É das páginas mais bonitas da nossa história, essa que se escreveu em 1 de Dezembro de 1640, – com valentia, com elegância, com habilidade, com um desprezo soberano pela morte.

À frente de todos, e a destacar-se pela acção prudente e firme, a figura varonil, bem desenhada, bem personalizada, do Duque de Bragança que uma História ignóbil, apostada a desvirilizar Portugal, a envergonhar Portugal de si mesmo, a desacreditar Portugal, nos ensinou a ter como figurino de poltrões.

Que fez o Duque de Bragança?

Responda, por mim, um homem insuspeito – insuspeito porque despido de toda a espécie de ambições; insuspeito, porque superiormente culto; insuspeito, porque de feitio avesso a lisonjas, antes acusado de excessivamente azedo nos seus juízos – Joaquim de Vasconcelos, erudito notável:

«Restaurar o reino em todo o sentido, reorganizar a administração, restabelecer as finanças, criar os complicados elementos de defesa, reconquistar quase todas as possessões de África e todo o Brasil, criar a Junta Geral do Comércio, negociar alianças valiosas, tudo isto em dezasseis anos... parece-nos uma obra digna de admiração e do nosso respeito, ainda que não fossem conhecidas as circunstâncias dificílimas em que estes trabalhos foram executados».

É este o D. João IV que os factos, as realidades, autorizam e levam a criar, e não o que formam as calúnias e misérias que aquela História anti-portuguesa tem forjado a seu respeito.

Foi D. João IV vítima dessa História infame. E com ele, a nobre Dinastia de Bragança, que, a despeito do desventurado D. Afonso VI, personagem ainda insuficientemente definida e, portanto, deformadamente julgada, se mostrou digna continuadora da acção admirável das dinastias suas predecessoras.

A Restauração começou em 1 de Dezembro de 1640. Mas foi uma rude e longa campanha que durou vinte e sete anos – desde aquela data até 13 de Fevereiro de 1668, e ocupou três reinados, os de D. João IV, D. Afonso VI e os três primeiros tempos de D. Pedro II.

Portugal aureolou-se de glória militar, – pelas notáveis vitórias alcançadas nos campos de batalha; de glória cívica, – pela tenacidade que revelou, pelo espírito de sacrifício de que deu exemplo constante; e de glória diplomática – pela posição que conquistou nas chancelarias europeias.

Como em 1128, como em 1383, como em 1580 – o inimigo está na fronteira de leste.
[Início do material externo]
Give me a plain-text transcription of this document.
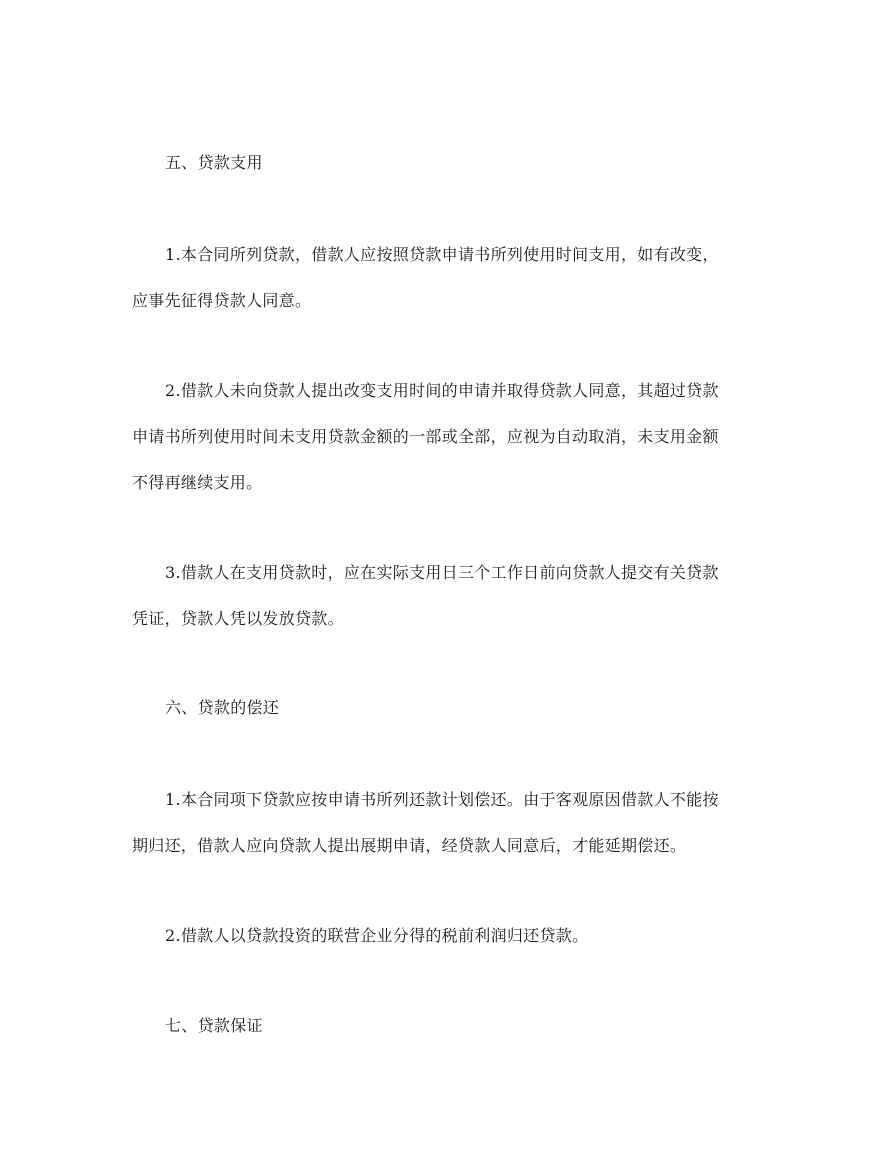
五、贷款支用
1.本合同所列贷款，借款人应按照贷款申请书所列使用时间支用，如有改变，
应事先征得贷款人同意。
2.借款人未向贷款人提出改变支用时间的申请并取得贷款人同意，其超过贷款
申请书所列使用时间未支用贷款金额的一部或全部，应视为自动取消，未支用金额
不得再继续支用。
3.借款人在支用贷款时，应在实际支用日三个工作日前向贷款人提交有关贷款
凭证，贷款人凭以发放贷款。
六、贷款的偿还
1.本合同项下贷款应按申请书所列还款计划偿还。由于客观原因借款人不能按
期归还，借款人应向贷款人提出展期申请，经贷款人同意后，才能延期偿还。
2.借款人以贷款投资的联营企业分得的税前利润归还贷款。
七、贷款保证
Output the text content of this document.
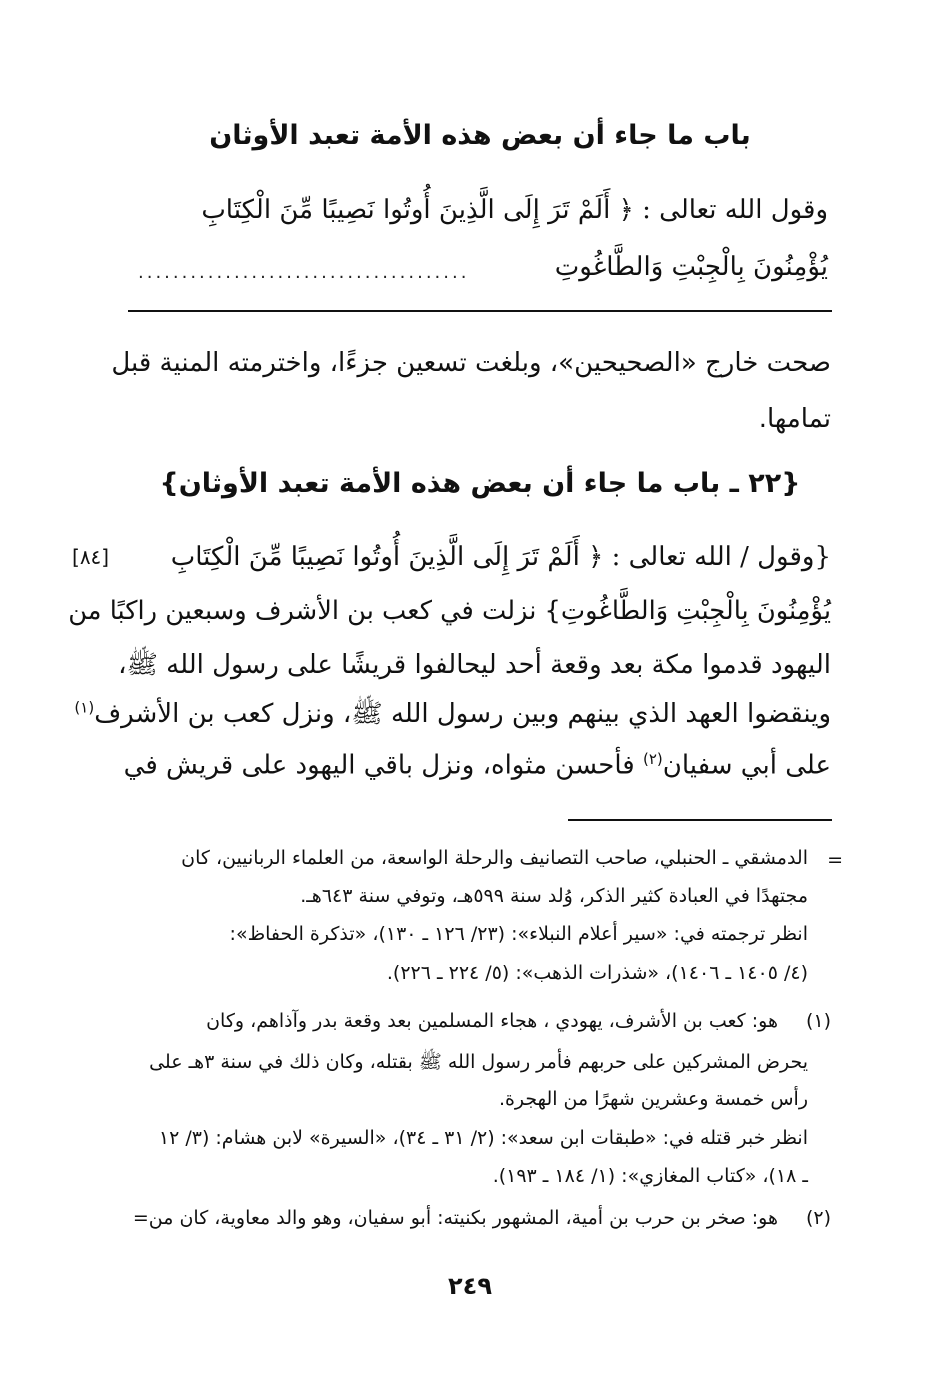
باب ما جاء أن بعض هذه الأمة تعبد الأوثان
وقول الله تعالى : ﴿ أَلَمْ تَرَ إِلَى الَّذِينَ أُوتُوا نَصِيبًا مِّنَ الْكِتَابِ
يُؤْمِنُونَ بِالْجِبْتِ وَالطَّاغُوتِ
......................................
صحت خارج «الصحيحين»، وبلغت تسعين جزءًا، واخترمته المنية قبل
تمامها.
{٢٢ ـ باب ما جاء أن بعض هذه الأمة تعبد الأوثان}
[٨٤] {وقول / الله تعالى : ﴿ أَلَمْ تَرَ إِلَى الَّذِينَ أُوتُوا نَصِيبًا مِّنَ الْكِتَابِ
يُؤْمِنُونَ بِالْجِبْتِ وَالطَّاغُوتِ} نزلت في كعب بن الأشرف وسبعين راكبًا من
اليهود قدموا مكة بعد وقعة أحد ليحالفوا قريشًا على رسول الله ﷺ،
وينقضوا العهد الذي بينهم وبين رسول الله ﷺ، ونزل كعب بن الأشرف$^{(١)}$
على أبي سفيان$^{(٢)}$ فأحسن مثواه، ونزل باقي اليهود على قريش في
=
الدمشقي ـ الحنبلي، صاحب التصانيف والرحلة الواسعة، من العلماء الربانيين، كان
مجتهدًا في العبادة كثير الذكر، وُلد سنة ٥٩٩هـ، وتوفي سنة ٦٤٣هـ.
انظر ترجمته في: «سير أعلام النبلاء»: (٢٣/ ١٢٦ ـ ١٣٠)، «تذكرة الحفاظ»:
(٤/ ١٤٠٥ ـ ١٤٠٦)، «شذرات الذهب»: (٥/ ٢٢٤ ـ ٢٢٦).
(١)
هو: كعب بن الأشرف، يهودي ، هجاء المسلمين بعد وقعة بدر وآذاهم، وكان
يحرض المشركين على حربهم فأمر رسول الله ﷺ بقتله، وكان ذلك في سنة ٣هـ على
رأس خمسة وعشرين شهرًا من الهجرة.
انظر خبر قتله في: «طبقات ابن سعد»: (٢/ ٣١ ـ ٣٤)، «السيرة» لابن هشام: (٣/ ١٢
ـ ١٨)، «كتاب المغازي»: (١/ ١٨٤ ـ ١٩٣).
(٢)
هو: صخر بن حرب بن أمية، المشهور بكنيته: أبو سفيان، وهو والد معاوية، كان من=
٢٤٩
Use ele as máscaras que usar; seja ele o arauto de que ideologias quiser; revista ele a forma política que revestir, o vizinho de leste é sempre o inimigo.
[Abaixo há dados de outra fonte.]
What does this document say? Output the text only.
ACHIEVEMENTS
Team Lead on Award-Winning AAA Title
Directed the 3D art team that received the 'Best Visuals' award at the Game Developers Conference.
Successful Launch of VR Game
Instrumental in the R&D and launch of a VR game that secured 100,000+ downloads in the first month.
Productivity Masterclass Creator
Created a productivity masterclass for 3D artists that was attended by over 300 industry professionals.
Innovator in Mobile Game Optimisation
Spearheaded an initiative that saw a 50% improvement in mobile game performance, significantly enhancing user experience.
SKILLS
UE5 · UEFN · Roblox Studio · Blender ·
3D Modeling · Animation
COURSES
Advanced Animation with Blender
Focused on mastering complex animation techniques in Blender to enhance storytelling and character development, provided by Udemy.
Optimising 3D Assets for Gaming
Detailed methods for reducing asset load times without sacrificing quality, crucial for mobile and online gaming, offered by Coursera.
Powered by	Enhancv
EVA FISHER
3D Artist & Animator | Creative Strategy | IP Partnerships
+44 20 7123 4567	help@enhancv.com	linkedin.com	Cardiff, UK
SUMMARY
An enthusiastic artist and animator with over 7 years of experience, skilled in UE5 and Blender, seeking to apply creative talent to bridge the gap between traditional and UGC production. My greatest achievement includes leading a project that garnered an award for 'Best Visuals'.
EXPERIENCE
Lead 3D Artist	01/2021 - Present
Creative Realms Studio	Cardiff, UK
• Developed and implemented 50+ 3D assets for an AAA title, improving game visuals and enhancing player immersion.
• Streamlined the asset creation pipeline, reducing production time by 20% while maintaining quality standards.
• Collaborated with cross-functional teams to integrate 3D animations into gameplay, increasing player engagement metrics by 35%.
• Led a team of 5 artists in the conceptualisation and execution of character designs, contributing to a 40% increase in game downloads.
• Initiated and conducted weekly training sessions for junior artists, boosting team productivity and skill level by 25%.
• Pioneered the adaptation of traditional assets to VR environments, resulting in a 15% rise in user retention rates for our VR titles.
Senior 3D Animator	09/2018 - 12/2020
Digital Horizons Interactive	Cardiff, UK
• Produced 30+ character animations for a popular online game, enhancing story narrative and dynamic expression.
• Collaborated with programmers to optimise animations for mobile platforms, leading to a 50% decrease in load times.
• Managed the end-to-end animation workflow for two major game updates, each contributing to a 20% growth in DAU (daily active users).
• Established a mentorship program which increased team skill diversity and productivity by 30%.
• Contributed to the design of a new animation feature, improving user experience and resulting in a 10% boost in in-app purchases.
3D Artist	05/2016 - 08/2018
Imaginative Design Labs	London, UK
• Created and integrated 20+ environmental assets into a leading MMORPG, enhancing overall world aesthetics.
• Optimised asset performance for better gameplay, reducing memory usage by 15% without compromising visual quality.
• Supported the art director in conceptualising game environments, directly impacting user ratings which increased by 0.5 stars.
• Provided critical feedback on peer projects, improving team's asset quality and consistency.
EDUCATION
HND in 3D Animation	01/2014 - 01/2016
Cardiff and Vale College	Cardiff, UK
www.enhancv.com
D. Afonso I sujeitou-o à sua espada, obrigando-o a reconhecer o nosso direito e a respeitar-nos; D. João I e o Condestável obrigaram-no a beijar o pó de Aljubarrota e a fugir desvairado para além das fronteiras; os generais da Restauração – naqueles campos famosos das linhas de Elvas, do Canal, de Montes Claros, derrotaram-no em sucessivos combates. Inimigo vencido – mas não convencido.
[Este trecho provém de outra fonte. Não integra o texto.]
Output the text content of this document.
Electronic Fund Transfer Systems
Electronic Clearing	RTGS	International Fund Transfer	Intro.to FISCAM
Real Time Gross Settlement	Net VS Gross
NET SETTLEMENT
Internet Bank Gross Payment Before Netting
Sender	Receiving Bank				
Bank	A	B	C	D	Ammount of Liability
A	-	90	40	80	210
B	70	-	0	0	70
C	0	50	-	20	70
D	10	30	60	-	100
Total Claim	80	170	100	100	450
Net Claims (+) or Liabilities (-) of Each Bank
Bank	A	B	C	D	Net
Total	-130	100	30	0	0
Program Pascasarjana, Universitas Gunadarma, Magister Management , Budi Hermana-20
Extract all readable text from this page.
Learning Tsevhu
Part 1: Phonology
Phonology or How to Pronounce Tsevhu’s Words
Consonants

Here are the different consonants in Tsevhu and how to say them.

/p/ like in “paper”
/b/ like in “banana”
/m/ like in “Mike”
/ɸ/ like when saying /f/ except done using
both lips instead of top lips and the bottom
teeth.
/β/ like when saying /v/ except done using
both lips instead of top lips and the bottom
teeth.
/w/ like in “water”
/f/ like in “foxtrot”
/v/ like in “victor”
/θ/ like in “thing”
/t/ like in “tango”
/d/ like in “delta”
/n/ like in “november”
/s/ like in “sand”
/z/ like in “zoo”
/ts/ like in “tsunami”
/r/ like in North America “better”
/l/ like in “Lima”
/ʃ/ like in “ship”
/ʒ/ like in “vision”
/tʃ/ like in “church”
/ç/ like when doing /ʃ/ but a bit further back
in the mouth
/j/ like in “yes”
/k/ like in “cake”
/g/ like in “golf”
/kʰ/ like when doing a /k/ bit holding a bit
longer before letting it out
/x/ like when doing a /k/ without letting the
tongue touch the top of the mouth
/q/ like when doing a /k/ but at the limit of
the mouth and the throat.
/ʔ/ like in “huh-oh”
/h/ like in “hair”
Pode, às vezes, dar-nos a impressão de adormecido ou desinteressado, com as unhas encolhidas, quase inofensivo. Não nos iludamos! O inimigo está vencido, mas não está convencido. E a toda a hora, seja qual fôr a sua posição no quadro dos acontecimentos do mundo, – ele vive da saudade indominada de 1580 a 1640, e da esperança de recomeçar 1580.

Desgraçadamente, cá dentro, há quem lhe alimente essa saudade, e lhe fortaleça essa esperança, sob o disfarce traiçoeiro da Aliança Peninsular ou da Hispanidade.

Devemos aos Humanistas – espíritos internacionalizados, isto é, desnacionalizados, cidadãos do mundo e não das suas pátrias, devemos, aos Humanistas do século XVI, esse conceito perigoso e falso do Hispanismo. Até o nosso Camões se deixou seduzir pelo canto da sereia maldita.

Perdão! Portugal nunca foi Espanha; foi sempre Portugal!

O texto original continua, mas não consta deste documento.